Passenger numbers at Bulgaria’s coastal airports of Varna and Burgas decreased by a combined 77% year-on-year to 287,769 in total in August, due to the coronavirus disease (COVID-19) pandemic, the owner of the airports, Germany’s Fraport Group, said.
“Fraport’s Group airports worldwide recorded a slight positive trend in August 2020, boosted by holiday air traffic. Nevertheless, the company’s international airport portfolio also continued to be impacted by the Covid-19 pandemic,” the group said in a statement earlier this month.
As of March 13, Bulgaria is in a state of emergency imposed over the virus and including travel restrictions. The state of emergency was later replaced by a state of epidemic emergency, which is expected to last until the end of November.
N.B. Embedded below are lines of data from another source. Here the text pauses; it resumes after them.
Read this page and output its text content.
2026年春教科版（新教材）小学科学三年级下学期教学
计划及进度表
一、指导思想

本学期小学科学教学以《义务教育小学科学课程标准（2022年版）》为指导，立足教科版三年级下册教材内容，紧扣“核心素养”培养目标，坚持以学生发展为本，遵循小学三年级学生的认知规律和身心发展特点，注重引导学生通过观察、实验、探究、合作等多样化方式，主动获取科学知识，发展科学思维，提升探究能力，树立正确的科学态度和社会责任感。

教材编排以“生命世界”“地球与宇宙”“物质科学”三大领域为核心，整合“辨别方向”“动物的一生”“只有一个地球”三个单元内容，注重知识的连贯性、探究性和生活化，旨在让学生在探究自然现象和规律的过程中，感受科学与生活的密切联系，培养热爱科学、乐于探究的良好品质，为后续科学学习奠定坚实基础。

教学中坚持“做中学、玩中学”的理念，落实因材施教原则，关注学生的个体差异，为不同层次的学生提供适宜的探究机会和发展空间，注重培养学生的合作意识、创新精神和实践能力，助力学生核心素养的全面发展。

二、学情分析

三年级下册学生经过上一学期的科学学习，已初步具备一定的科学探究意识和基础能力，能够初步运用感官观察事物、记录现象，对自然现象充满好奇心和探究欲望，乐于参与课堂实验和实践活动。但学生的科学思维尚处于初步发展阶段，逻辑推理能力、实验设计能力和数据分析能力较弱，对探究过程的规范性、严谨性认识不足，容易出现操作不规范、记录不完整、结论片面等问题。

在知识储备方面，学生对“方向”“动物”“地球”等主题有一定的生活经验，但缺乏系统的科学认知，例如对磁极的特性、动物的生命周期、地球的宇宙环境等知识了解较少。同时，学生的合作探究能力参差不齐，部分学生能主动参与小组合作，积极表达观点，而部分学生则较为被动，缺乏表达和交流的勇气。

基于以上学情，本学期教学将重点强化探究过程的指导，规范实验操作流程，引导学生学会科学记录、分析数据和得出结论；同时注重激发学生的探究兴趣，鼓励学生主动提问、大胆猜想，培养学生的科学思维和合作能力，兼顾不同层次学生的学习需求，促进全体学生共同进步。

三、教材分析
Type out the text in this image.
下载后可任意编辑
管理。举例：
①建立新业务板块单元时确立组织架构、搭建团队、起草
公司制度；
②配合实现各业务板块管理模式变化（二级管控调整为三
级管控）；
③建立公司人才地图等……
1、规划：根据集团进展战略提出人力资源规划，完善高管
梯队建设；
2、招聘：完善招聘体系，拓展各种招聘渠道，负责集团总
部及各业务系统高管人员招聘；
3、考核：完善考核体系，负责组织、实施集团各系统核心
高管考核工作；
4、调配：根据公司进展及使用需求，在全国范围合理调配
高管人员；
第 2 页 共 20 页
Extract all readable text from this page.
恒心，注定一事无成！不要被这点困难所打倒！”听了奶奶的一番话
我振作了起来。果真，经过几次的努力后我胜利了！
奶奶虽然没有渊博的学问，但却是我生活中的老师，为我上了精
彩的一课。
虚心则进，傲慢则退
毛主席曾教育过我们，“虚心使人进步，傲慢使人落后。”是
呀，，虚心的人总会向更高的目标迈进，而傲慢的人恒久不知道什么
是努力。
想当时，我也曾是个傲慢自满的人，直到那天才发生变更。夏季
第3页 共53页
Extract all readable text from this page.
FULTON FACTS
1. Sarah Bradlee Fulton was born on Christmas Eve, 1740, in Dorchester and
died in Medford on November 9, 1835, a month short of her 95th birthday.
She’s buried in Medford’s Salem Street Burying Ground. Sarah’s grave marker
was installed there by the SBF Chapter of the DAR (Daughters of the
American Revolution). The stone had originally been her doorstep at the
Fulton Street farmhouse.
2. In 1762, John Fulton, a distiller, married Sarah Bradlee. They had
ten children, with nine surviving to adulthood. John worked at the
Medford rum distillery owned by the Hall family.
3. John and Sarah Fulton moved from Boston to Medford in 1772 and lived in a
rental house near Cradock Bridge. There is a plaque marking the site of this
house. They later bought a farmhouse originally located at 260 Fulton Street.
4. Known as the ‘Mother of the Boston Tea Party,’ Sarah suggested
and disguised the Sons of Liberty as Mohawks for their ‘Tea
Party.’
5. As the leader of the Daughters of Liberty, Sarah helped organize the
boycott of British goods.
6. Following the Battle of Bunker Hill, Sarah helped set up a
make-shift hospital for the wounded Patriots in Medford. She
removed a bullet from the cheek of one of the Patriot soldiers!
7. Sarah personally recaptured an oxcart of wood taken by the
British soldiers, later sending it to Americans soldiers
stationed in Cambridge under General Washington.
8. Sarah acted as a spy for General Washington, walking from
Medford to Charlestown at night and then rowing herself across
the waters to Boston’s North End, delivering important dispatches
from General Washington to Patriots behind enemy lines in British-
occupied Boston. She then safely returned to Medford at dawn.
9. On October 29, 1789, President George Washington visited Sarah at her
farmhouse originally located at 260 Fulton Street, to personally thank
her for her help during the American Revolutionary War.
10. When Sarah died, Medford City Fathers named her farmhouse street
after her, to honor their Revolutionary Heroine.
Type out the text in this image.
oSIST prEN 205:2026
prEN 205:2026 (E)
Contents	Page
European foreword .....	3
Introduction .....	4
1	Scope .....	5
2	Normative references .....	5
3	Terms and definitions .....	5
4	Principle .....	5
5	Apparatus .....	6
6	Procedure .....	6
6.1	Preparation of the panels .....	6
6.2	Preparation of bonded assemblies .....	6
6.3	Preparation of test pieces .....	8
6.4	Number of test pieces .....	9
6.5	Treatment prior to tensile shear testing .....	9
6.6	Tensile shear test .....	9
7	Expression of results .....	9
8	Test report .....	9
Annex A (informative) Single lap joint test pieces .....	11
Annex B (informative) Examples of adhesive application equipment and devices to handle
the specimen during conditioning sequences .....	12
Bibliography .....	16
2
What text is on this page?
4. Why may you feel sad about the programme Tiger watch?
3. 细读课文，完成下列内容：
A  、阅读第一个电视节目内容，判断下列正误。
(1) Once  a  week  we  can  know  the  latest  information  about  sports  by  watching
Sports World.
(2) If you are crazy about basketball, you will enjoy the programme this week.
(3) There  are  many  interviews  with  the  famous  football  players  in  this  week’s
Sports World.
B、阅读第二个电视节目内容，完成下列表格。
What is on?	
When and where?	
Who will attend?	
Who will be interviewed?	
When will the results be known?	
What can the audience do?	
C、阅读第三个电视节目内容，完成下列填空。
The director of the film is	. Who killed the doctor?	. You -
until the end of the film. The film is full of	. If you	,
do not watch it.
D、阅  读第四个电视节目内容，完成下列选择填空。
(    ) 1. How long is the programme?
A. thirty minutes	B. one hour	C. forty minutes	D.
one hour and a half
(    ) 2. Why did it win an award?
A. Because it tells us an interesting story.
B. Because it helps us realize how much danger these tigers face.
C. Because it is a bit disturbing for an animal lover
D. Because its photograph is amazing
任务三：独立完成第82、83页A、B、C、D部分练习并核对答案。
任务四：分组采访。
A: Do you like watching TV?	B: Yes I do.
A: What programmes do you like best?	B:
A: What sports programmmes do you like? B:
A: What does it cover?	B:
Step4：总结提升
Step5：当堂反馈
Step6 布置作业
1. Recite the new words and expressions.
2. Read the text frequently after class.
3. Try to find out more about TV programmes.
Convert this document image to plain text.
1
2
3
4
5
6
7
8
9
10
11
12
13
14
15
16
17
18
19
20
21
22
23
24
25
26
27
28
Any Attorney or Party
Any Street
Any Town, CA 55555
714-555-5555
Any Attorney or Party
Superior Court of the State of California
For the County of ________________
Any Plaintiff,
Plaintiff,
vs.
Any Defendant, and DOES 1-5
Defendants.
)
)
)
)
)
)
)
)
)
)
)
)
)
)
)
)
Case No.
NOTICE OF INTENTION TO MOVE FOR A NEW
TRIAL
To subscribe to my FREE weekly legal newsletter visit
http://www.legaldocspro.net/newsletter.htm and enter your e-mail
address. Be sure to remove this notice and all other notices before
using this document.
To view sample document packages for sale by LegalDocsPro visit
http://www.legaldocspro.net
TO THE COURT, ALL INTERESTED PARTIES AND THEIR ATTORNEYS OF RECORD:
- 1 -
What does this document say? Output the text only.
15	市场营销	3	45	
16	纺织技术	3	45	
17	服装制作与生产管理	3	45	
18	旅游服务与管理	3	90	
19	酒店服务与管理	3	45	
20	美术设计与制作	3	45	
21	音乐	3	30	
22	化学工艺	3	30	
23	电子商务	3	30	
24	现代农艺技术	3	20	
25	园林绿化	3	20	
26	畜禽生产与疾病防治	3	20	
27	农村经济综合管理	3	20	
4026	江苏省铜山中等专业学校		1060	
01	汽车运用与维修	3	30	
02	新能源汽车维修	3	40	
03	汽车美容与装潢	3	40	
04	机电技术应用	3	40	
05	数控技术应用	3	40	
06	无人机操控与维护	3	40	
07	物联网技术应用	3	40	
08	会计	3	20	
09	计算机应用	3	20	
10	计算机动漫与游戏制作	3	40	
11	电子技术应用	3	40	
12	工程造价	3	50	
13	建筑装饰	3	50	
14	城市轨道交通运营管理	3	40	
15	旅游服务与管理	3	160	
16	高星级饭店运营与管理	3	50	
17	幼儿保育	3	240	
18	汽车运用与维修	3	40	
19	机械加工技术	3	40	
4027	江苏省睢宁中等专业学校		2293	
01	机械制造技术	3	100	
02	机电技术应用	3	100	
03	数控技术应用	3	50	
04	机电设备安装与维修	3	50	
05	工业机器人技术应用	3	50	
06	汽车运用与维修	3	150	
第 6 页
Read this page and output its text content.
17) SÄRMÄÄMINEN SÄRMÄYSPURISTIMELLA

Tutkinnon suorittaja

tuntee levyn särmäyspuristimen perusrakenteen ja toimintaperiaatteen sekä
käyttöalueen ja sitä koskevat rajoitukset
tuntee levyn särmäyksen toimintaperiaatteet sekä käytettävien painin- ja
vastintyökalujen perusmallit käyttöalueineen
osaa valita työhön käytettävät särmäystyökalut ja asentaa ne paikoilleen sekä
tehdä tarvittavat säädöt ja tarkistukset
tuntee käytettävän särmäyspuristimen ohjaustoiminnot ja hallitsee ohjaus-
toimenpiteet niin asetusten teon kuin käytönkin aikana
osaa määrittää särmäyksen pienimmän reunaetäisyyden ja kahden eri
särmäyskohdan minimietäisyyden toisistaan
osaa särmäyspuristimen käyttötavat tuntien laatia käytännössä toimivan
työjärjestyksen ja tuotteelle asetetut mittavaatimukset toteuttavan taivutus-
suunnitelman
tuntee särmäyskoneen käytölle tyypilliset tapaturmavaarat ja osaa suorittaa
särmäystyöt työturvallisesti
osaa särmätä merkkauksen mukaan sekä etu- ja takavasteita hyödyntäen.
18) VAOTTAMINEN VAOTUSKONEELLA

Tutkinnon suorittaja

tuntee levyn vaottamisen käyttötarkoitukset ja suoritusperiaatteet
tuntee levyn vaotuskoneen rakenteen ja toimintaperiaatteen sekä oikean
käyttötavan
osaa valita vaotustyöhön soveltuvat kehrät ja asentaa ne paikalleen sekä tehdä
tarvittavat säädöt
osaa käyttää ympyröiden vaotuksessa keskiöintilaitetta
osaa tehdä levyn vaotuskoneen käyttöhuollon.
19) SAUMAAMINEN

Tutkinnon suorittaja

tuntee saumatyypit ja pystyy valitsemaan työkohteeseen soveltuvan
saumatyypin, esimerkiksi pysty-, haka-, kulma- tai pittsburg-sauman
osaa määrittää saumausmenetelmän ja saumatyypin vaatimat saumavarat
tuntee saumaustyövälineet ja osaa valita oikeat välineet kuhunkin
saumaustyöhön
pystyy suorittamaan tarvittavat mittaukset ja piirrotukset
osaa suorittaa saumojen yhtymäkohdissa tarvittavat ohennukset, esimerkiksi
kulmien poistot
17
In February, Fraport Twin Star Airport Management, a 60/40 joint venture of Germany’s Fraport and Bulgaria’s BM Star said that it plans to invest over 12 million levs ($6.8 million/6.1 million euro) this year in the Bulgarian airports of Varna and Burgas which it operates. Fraport Twin Star Airport Management has already started a reconstruction of the apron at Burgas airport and will begin a project for expansion and rehabilitation at Varna airport, the company said back then.
Last month, the European Commission approved Bulgaria’s 4.4 million euro scheme for liquidity support of the airports in Burgas and Varna in the context of the coronavirus pandemic. The public support will take the form of a deferral of the payments of the concession fees due by Fraport Twin Star Airport Management to the Bulgarian government which owns the airports’ infrastructure, the Commission said back then.
Combined passenger traffic at the Bulgarian coastal airports was already on the decline in 2019 – it fell by 10.7% year-on-year to some 4.97 million.